Herr Kluger, wie ist Bischof Ulrich in Ihr Leben getreten und wie hat er es geschafft, Sie so lange zu fesseln, dass Sie diese "Spurensuche" jetzt nach einem langen Berufsleben als Autor aufnehmen?

Martin Kluger: St. Ulrich ist quasi vom ersten Tag an in mein Leben getreten. Mein zweiter Vorname ist Ulrich. Es gab ganz viele Ulriche und Ulrikes in dieser Zeit, weil das Ulrichsjahr 1955 den Namen massiv in die Medien getragen hatte – vermutlich war das ein Grund für die damalige Beliebtheit dieser Vornamen. Dann entstanden bei mir nach und nach über meine Arbeit an Büchern zu den Fuggern, zu Reisezielen und Sehenswürdigkeiten in Augsburg und im bayerischen Schwaben – und nicht zuletzt über meine Publikationen zur historischen Augsburger Wasserwirtschaft. Das "Augsburger Wassermanagement-System" ist ja seit 2019 UNESCO-Welterbe. Die Bewerbung der Stadt Augsburg basierte auf meinem Ideenpapier. Auf dem Weg zu dieser Idee bin ich auch auf St. Ulrich gestoßen. Dass ausgerechnet ein Augsburger Bischof als Patron bei Wassergefahren und als Brunnenheiliger verehrt wurde, hat mit dem Wasserreichtum an Lech und Wertach und den dort ständig wiederkehrenden Hochwassern zu tun.

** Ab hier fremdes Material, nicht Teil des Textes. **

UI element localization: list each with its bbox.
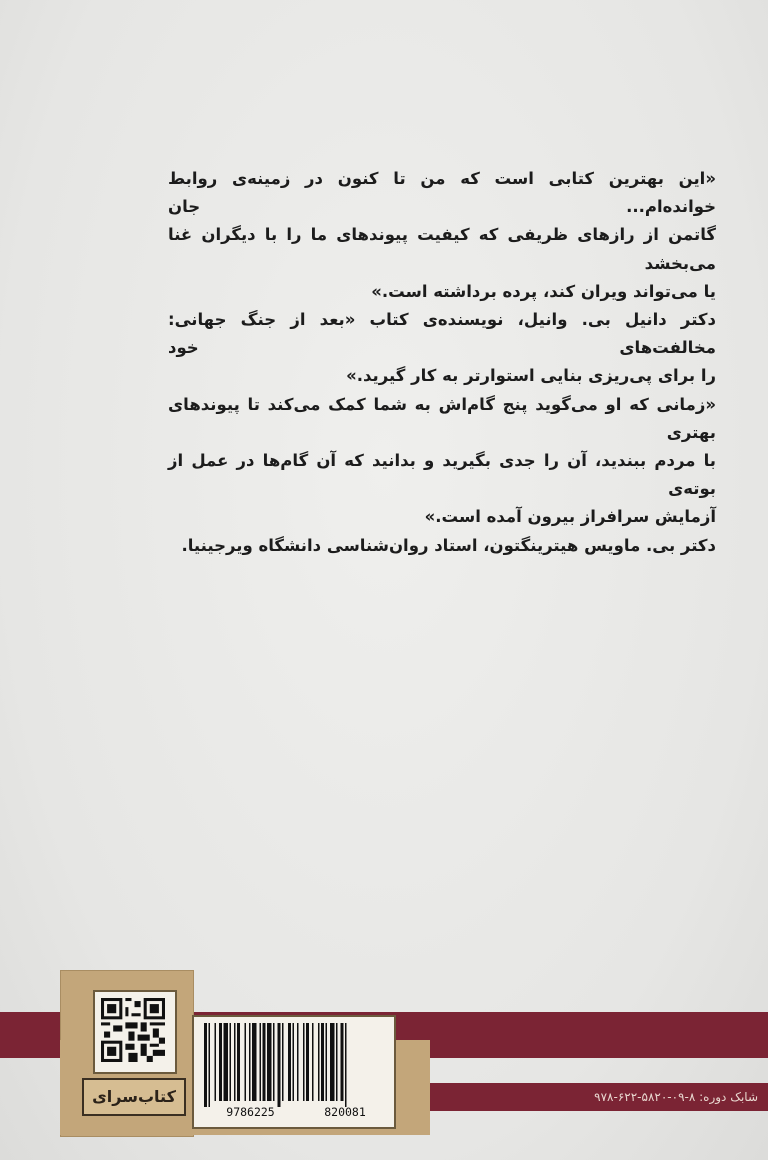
barcode-bar: [234, 1023, 236, 1101]
author-1: [168, 306, 716, 391]
barcode-bar: [336, 1023, 338, 1101]
qr-code: [93, 990, 177, 1074]
publisher-logo: کتاب‌سرای: [82, 1078, 186, 1116]
barcode-bar: [293, 1023, 295, 1101]
barcode-bar: [297, 1023, 299, 1101]
quote-2: [168, 391, 716, 532]
barcode-bar: [278, 1023, 281, 1107]
barcode-bar: [230, 1023, 232, 1101]
barcode-bar: [312, 1023, 314, 1101]
author-2-line: دکتر بی. ماویس هیترینگتون، استاد روان‌شناسی دانشگاه ویرجینیا.: [181, 535, 716, 555]
barcode-bar: [249, 1023, 251, 1101]
barcode-bar: [209, 1023, 211, 1107]
barcode-number-left: 9786225: [226, 1105, 275, 1119]
barcode-icon: [202, 1023, 386, 1107]
barcode-bar: [237, 1023, 240, 1101]
barcode-bar: [204, 1023, 207, 1107]
barcode-bar: [341, 1023, 344, 1101]
quote-2-line: با مردم ببندید، آن را جدی بگیرید و بدانید که آن گام‌ها در عمل از بوته‌ی: [168, 451, 716, 499]
quote-1-line: گاتمن از رازهای ظریفی که کیفیت پیوندهای ما را با دیگران غنا می‌بخشد: [168, 225, 716, 273]
barcode-bar: [224, 1023, 229, 1101]
quote-1-line: «این بهترین کتابی است که من تا کنون در زمینه‌ی روابط خوانده‌ام... جان: [168, 169, 716, 217]
author-1-line: را برای پی‌ریزی بنایی استوارتر به کار گیرید.»: [346, 366, 716, 386]
quote-2-line: «زمانی که او می‌گوید پنج گام‌اش به شما کمک می‌کند تا پیوندهای بهتری: [168, 394, 716, 442]
barcode-bar: [345, 1023, 347, 1107]
barcode-bar: [326, 1023, 328, 1101]
barcode-bar: [245, 1023, 247, 1101]
barcode-bar: [260, 1023, 262, 1101]
barcode-bar: [215, 1023, 217, 1101]
barcode-bar: [282, 1023, 284, 1101]
isbn-label: شابک دوره: ۸-۰۹-۵۸۲۰-۶۲۲-۹۷۸: [594, 1090, 758, 1104]
barcode-bar: [288, 1023, 291, 1101]
barcode-bar: [321, 1023, 324, 1101]
barcode-bar: [263, 1023, 266, 1101]
barcode-bar: [318, 1023, 320, 1101]
barcode-bar: [303, 1023, 305, 1101]
author-2: [168, 532, 716, 560]
barcode-bar: [267, 1023, 272, 1101]
barcode-bar: [273, 1023, 275, 1101]
barcode-number-right: 820081: [324, 1105, 366, 1119]
endorsements: [168, 165, 716, 560]
quote-1: [168, 165, 716, 306]
barcode-bar: [252, 1023, 257, 1101]
barcode-bar: [219, 1023, 222, 1101]
author-1-line: دکتر دانیل بی. وانیل، نویسنده‌ی کتاب «بعد از جنگ جهانی: مخالفت‌های خود: [168, 310, 716, 358]
barcode-bar: [306, 1023, 309, 1101]
quote-2-line: آزمایش سرافراز بیرون آمده است.»: [424, 507, 716, 527]
qr-code-icon: [101, 998, 165, 1062]
quote-1-line: یا می‌تواند ویران کند، پرده برداشته است.»: [371, 281, 716, 301]
barcode-bar: [330, 1023, 335, 1101]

Liest man Ihr Buch, kommt man schnell zur Erkenntnis, dass Ulrich gerade im Raum Augsburg-Schwaben allgegenwärtig ist. Was hat Sie bei Ihrer Recherche nun doch noch aufs Neue überrascht?

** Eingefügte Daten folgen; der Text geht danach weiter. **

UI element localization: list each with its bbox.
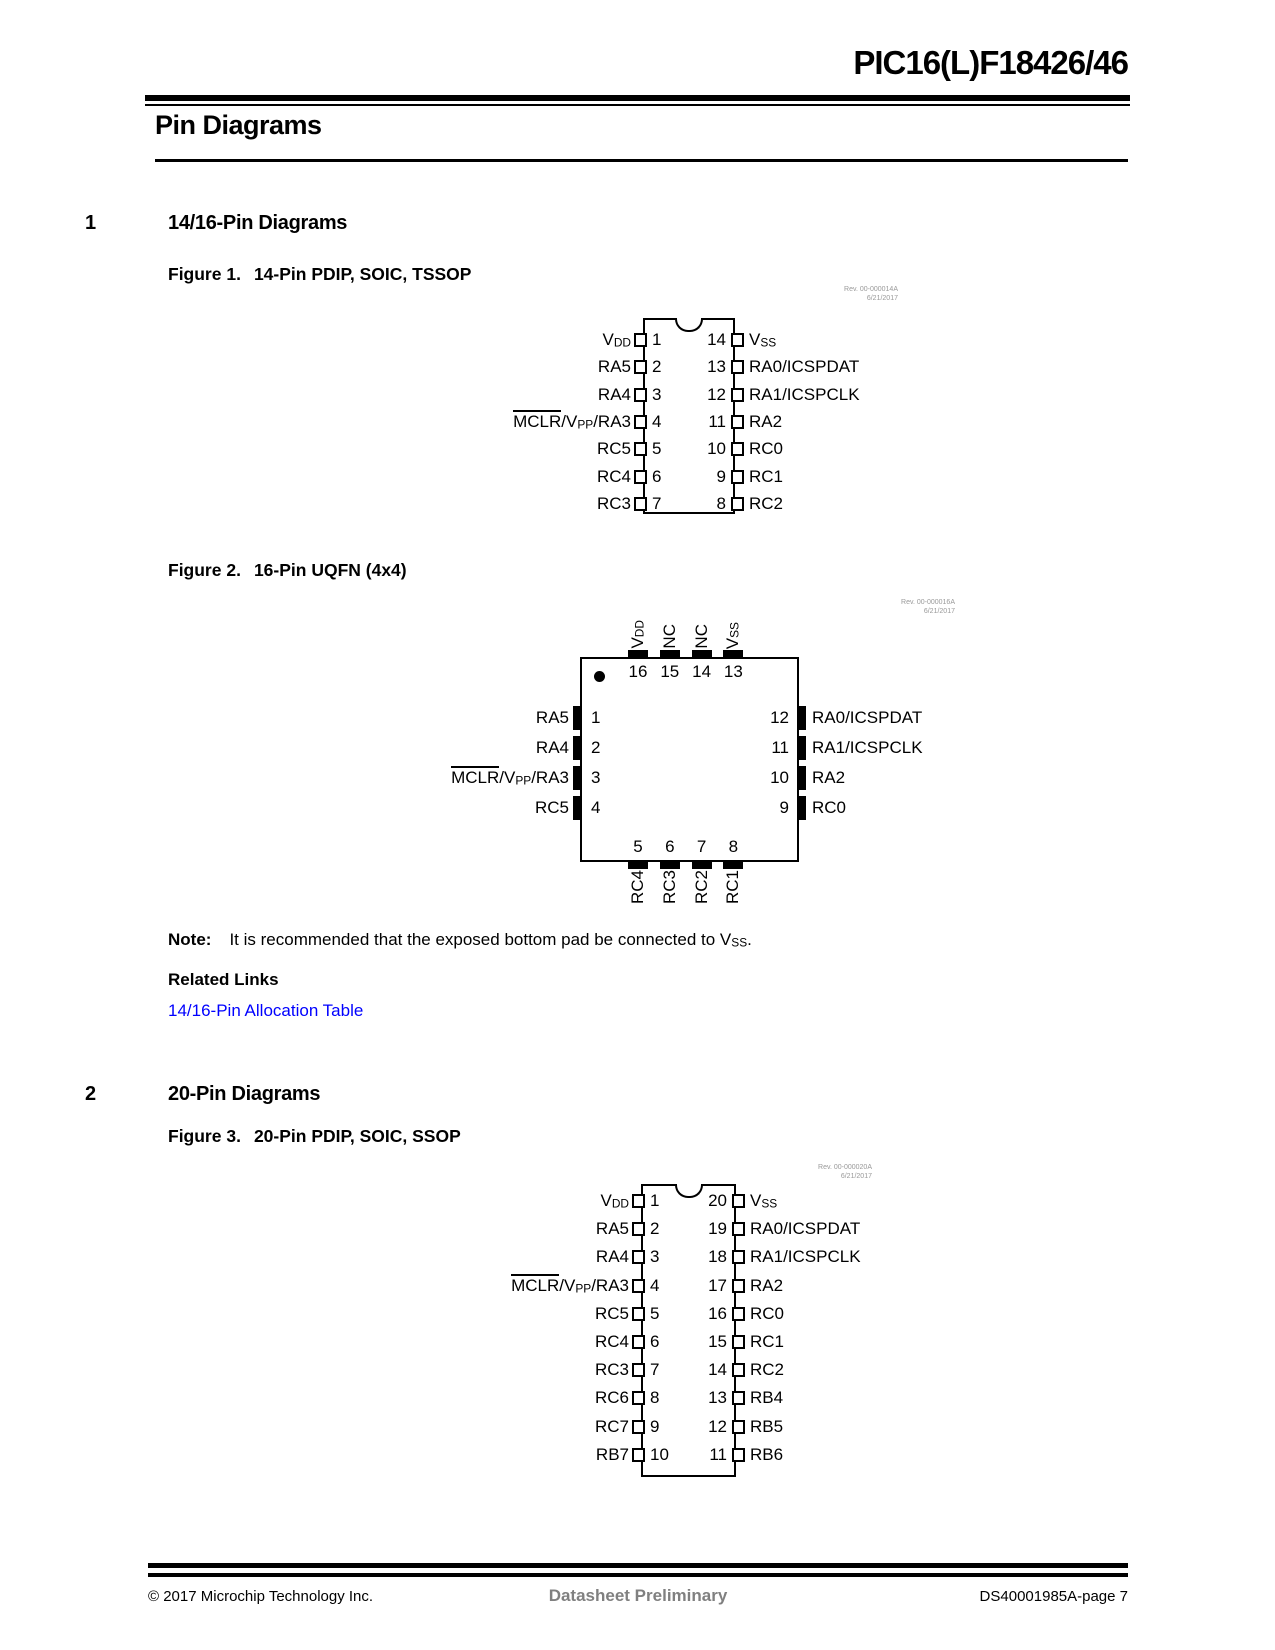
pin-number: 13 (708, 1388, 727, 1408)
pin-label: RB4 (750, 1388, 784, 1408)
pin-label: RB6 (750, 1444, 784, 1464)
pin-box (634, 415, 647, 429)
section-1-title: 14/16-Pin Diagrams (168, 212, 348, 234)
pin-label: RB7 (595, 1444, 629, 1464)
pin-pad (628, 650, 648, 657)
pin-number: 5 (633, 837, 643, 856)
pin-row (594, 1357, 785, 1383)
pin-number: 5 (650, 1303, 660, 1323)
pin-number: 6 (652, 466, 662, 486)
pin-box (634, 360, 647, 374)
pin-row (594, 1329, 785, 1355)
pin-row (597, 382, 860, 408)
pin-number: 18 (708, 1247, 727, 1267)
pin-box (732, 1335, 745, 1349)
pin-pad (573, 766, 580, 790)
pin-row (595, 1216, 861, 1242)
figure-3-diagram (148, 1155, 1128, 1505)
pin-number: 14 (692, 662, 712, 681)
pin-label: MCLR/VPP/RA3 (451, 768, 569, 788)
pin-label: RC1 (750, 1332, 785, 1351)
pin-box (634, 333, 647, 347)
pin-label: RA2 (749, 411, 783, 431)
pin-number: 2 (652, 357, 662, 377)
pin-label: RA0/ICSPDAT (749, 357, 860, 377)
pin-box (732, 1307, 745, 1321)
figure-1-diagram (148, 283, 1128, 528)
pin-box (634, 388, 647, 402)
pin-box (632, 1194, 645, 1208)
pin-number: 20 (708, 1191, 727, 1210)
pin-label: RA1/ICSPCLK (749, 384, 860, 404)
pin-row (596, 491, 784, 517)
pin-label: VDD (602, 330, 631, 350)
pin-label: RB5 (750, 1416, 784, 1436)
related-links-heading: Related Links (168, 970, 279, 989)
pin-label: RC3 (594, 1360, 629, 1380)
pin-number: 4 (652, 411, 662, 431)
pin-pad (573, 706, 580, 730)
pin-label: RA5 (597, 357, 631, 377)
pin-number: 10 (707, 439, 726, 459)
pin-box (632, 1307, 645, 1321)
pin-box (632, 1222, 645, 1236)
pin-label: VDD (600, 1191, 629, 1211)
pin-number: 4 (650, 1275, 660, 1295)
pin-label: RC0 (750, 1303, 785, 1323)
pin-number: 6 (665, 837, 675, 856)
pin-box (731, 470, 744, 484)
pin-box (632, 1279, 645, 1293)
pin-box (732, 1250, 745, 1264)
pin-label: MCLR/VPP/RA3 (511, 1275, 629, 1296)
pin-box (731, 415, 744, 429)
section-1-heading (85, 212, 347, 235)
pin-row (597, 354, 860, 380)
pin-box (634, 497, 647, 511)
figure-3-caption (168, 1126, 461, 1147)
pin-pad (660, 862, 680, 869)
note-label: Note: (168, 930, 212, 949)
pin-label: RA1/ICSPCLK (750, 1247, 861, 1267)
footer-rule-2 (148, 1573, 1128, 1577)
pin-pad (723, 650, 743, 657)
figure-2-diagram (148, 592, 1128, 917)
pin-label: RC4 (596, 466, 631, 486)
page-heading: Pin Diagrams (155, 110, 322, 140)
figure-3-label: Figure 3. (168, 1126, 241, 1146)
pin-number: 15 (708, 1332, 727, 1351)
pin-label: RC4 (594, 1332, 629, 1351)
footer-rule-1 (148, 1563, 1128, 1568)
section-2-number: 2 (85, 1083, 96, 1105)
pin-label: NC (659, 624, 679, 649)
pin-number: 2 (650, 1219, 660, 1239)
pin-box (632, 1335, 645, 1349)
pin-number: 3 (591, 768, 601, 787)
pin-number: 3 (652, 384, 662, 404)
pin-box (632, 1250, 645, 1264)
pin-number: 7 (696, 837, 707, 856)
qfn16-package-body (451, 620, 923, 905)
allocation-table-link[interactable]: 14/16-Pin Allocation Table (168, 1001, 364, 1020)
pin-number: 12 (708, 1416, 727, 1436)
pin-number: 10 (770, 768, 789, 787)
note-line (168, 930, 752, 950)
pin-box (632, 1448, 645, 1462)
pin-label: RA2 (812, 768, 846, 787)
pin-pad (799, 736, 806, 760)
pin-number: 9 (779, 798, 789, 817)
pin-number: 3 (650, 1247, 660, 1267)
pin-label: VSS (723, 621, 743, 649)
pin-box (731, 442, 744, 456)
figure-1-label: Figure 1. (168, 264, 241, 284)
pin-label: RA4 (597, 384, 631, 404)
pin-label: RA0/ICSPDAT (750, 1219, 861, 1239)
footer (148, 1586, 1128, 1606)
pin-label: RC5 (534, 798, 569, 817)
pin-label: RC1 (749, 466, 784, 486)
pin-label: RA1/ICSPCLK (812, 738, 923, 757)
pin-number: 11 (771, 738, 789, 757)
footer-copyright: © 2017 Microchip Technology Inc. (148, 1588, 374, 1605)
pin-pad (692, 862, 712, 869)
pin-label: RC5 (594, 1303, 629, 1323)
pin-label: RA5 (535, 708, 569, 727)
pin-number: 7 (652, 493, 662, 513)
pin-label: RC7 (594, 1416, 629, 1436)
pin-number: 11 (709, 1444, 727, 1464)
pin-box (632, 1420, 645, 1434)
pin-label: RC1 (723, 870, 743, 905)
pin-number: 1 (650, 1191, 660, 1210)
pin-row (594, 1385, 784, 1411)
note-text: It is recommended that the exposed bottom pad be connected to VSS. (229, 930, 752, 950)
pin-label: MCLR/VPP/RA3 (513, 411, 631, 432)
pin-pad (692, 650, 712, 657)
pin-number: 4 (591, 798, 601, 817)
pin-number: 5 (652, 439, 662, 459)
pin1-indicator-dot (594, 671, 605, 682)
figure-1-caption (168, 264, 471, 285)
pin-number: 14 (707, 330, 726, 349)
pin-box (731, 333, 744, 347)
pin-number: 13 (723, 662, 743, 681)
dip20-package-body (511, 1184, 861, 1477)
figure-1-rev-label: Rev. 00-000014A 6/21/2017 (844, 286, 898, 303)
pin-number: 8 (650, 1388, 660, 1408)
pin-row (594, 1301, 785, 1327)
pin-box (732, 1420, 745, 1434)
pin-label: RA0/ICSPDAT (812, 708, 923, 727)
pin-label: RA4 (595, 1247, 629, 1267)
pin-label: RC0 (749, 439, 784, 459)
pin-number: 12 (770, 708, 789, 727)
pin-box (632, 1391, 645, 1405)
pin-label: RC3 (659, 870, 679, 905)
pin-pad (799, 706, 806, 730)
pin-number: 12 (707, 384, 726, 404)
pin-label: RC2 (691, 870, 711, 905)
pin-number: 2 (591, 738, 601, 757)
pin-row (596, 436, 784, 462)
pin-number: 9 (716, 466, 726, 486)
pin-label: RA4 (535, 738, 569, 757)
pin-box (731, 497, 744, 511)
figure-3-title: 20-Pin PDIP, SOIC, SSOP (253, 1126, 461, 1146)
pin-label: NC (691, 624, 711, 649)
pin-label: RC4 (628, 870, 647, 905)
pin-label: VSS (749, 330, 777, 350)
pin-box (732, 1279, 745, 1293)
pin-number: 8 (728, 837, 739, 856)
pin-number: 1 (591, 708, 601, 727)
pin-number: 6 (650, 1332, 660, 1351)
pin-number: 9 (650, 1416, 660, 1436)
pin-pad (723, 862, 743, 869)
pin-box (731, 360, 744, 374)
pin-number: 7 (650, 1360, 660, 1380)
pin-number: 10 (650, 1444, 669, 1464)
pin-number: 13 (707, 357, 726, 377)
pin-box (634, 470, 647, 484)
pin-number: 15 (660, 662, 680, 681)
pin-number: 11 (708, 411, 726, 431)
pin-row (595, 1244, 861, 1270)
pin-number: 16 (628, 662, 648, 681)
pin-number: 17 (708, 1275, 727, 1295)
pin-box (731, 388, 744, 402)
figure-2-rev-label: Rev. 00-000016A 6/21/2017 (901, 599, 955, 616)
pin-box (632, 1363, 645, 1377)
section-2-title: 20-Pin Diagrams (168, 1083, 321, 1105)
pin-label: RA5 (595, 1219, 629, 1239)
pin-label: RC0 (812, 798, 847, 817)
pin-pad (628, 862, 648, 869)
section-1-number: 1 (85, 212, 96, 234)
device-title: PIC16(L)F18426/46 (853, 44, 1128, 81)
dip14-package-body (513, 318, 860, 514)
heading-rule (155, 159, 1128, 162)
figure-1-title: 14-Pin PDIP, SOIC, TSSOP (253, 264, 472, 284)
pin-number: 16 (708, 1303, 727, 1323)
footer-status: Datasheet Preliminary (548, 1586, 728, 1605)
pin-row (600, 1188, 778, 1214)
pin-row (594, 1414, 784, 1440)
section-2-heading (85, 1083, 320, 1106)
pin-label: RC6 (594, 1388, 629, 1408)
pin-pad (799, 796, 806, 820)
footer-doc-number: DS40001985A-page 7 (979, 1588, 1129, 1605)
pin-label: RC2 (749, 493, 784, 513)
pin-pad (660, 650, 680, 657)
pin-label: RC3 (596, 493, 631, 513)
figure-2-caption (168, 560, 407, 581)
pin-box (634, 442, 647, 456)
pin-number: 19 (708, 1219, 727, 1239)
pin-row (602, 327, 777, 353)
pin-box (732, 1391, 745, 1405)
pin-box (732, 1222, 745, 1236)
pin-row (595, 1442, 784, 1468)
header-rule-thin (145, 104, 1130, 106)
pin-number: 14 (708, 1360, 727, 1380)
pin-box (732, 1194, 745, 1208)
pin-number: 8 (716, 493, 726, 513)
pin-pad (799, 766, 806, 790)
figure-2-title: 16-Pin UQFN (4x4) (253, 560, 407, 580)
pin-pad (573, 736, 580, 760)
pin-label: RA2 (750, 1275, 784, 1295)
pin-label: VSS (750, 1191, 778, 1211)
pin-label: RC2 (750, 1360, 785, 1380)
figure-2-label: Figure 2. (168, 560, 241, 580)
pin-label: VDD (628, 620, 647, 649)
pin-row (511, 1273, 784, 1299)
pin-pad (573, 796, 580, 820)
pin-row (513, 409, 783, 435)
pin-row (596, 464, 784, 490)
pin-label: RC5 (596, 439, 631, 459)
header-rule-thick (145, 95, 1130, 101)
pin-box (732, 1448, 745, 1462)
pin-box (732, 1363, 745, 1377)
pin-number: 1 (652, 330, 662, 349)
figure-3-rev-label: Rev. 00-000020A 6/21/2017 (818, 1164, 872, 1181)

Martin Kluger: Zwei Dinge haben mich überrascht. Erstens: Wie dicht an dicht die Denkmäler des Heiligen – also Kirchen und Kapellen, Kunstwerke und Erinnerungsorte zum heiligen Ulrich um Augsburg liegen: Im Lechtal und im Donautal, vor allem im Allgäu findet man "Ulriche" ohne Ende. Im Allgäu hängt das mit den einstigen Nebenresidenzen der Augsburger Bischöfe in Marktoberdorf und Hindelang zusammen. In der hochalpinen Alpwirtschaft hat der Ulrichstag bis heute Bedeutung, weil St. Ulrich auch für gutes Wetter "zuständig" ist. Im Donautal saßen die Hupaldinger, die Sippe des Adeligen Ulrich, der vielleicht in Wittislingen nahe Dillingen an der Donau geboren wurde. Einen Heiligen in der Familie hat man natürlich so oft wie möglich herausgestrichen. Zweitens: Dass die Legenden um den Heiligen aus realen historischen Ereignissen entstanden sind – das "Fischwunder" etwa aus den Konflikten der Bischofsstadt Augsburg mit dem Herzogtum Bayern. Und ein Verwandter Bischof Ulrichs wurde enthauptet – sogar daraus ist wohl eine etwas skurrile Heiligenlegende entstanden.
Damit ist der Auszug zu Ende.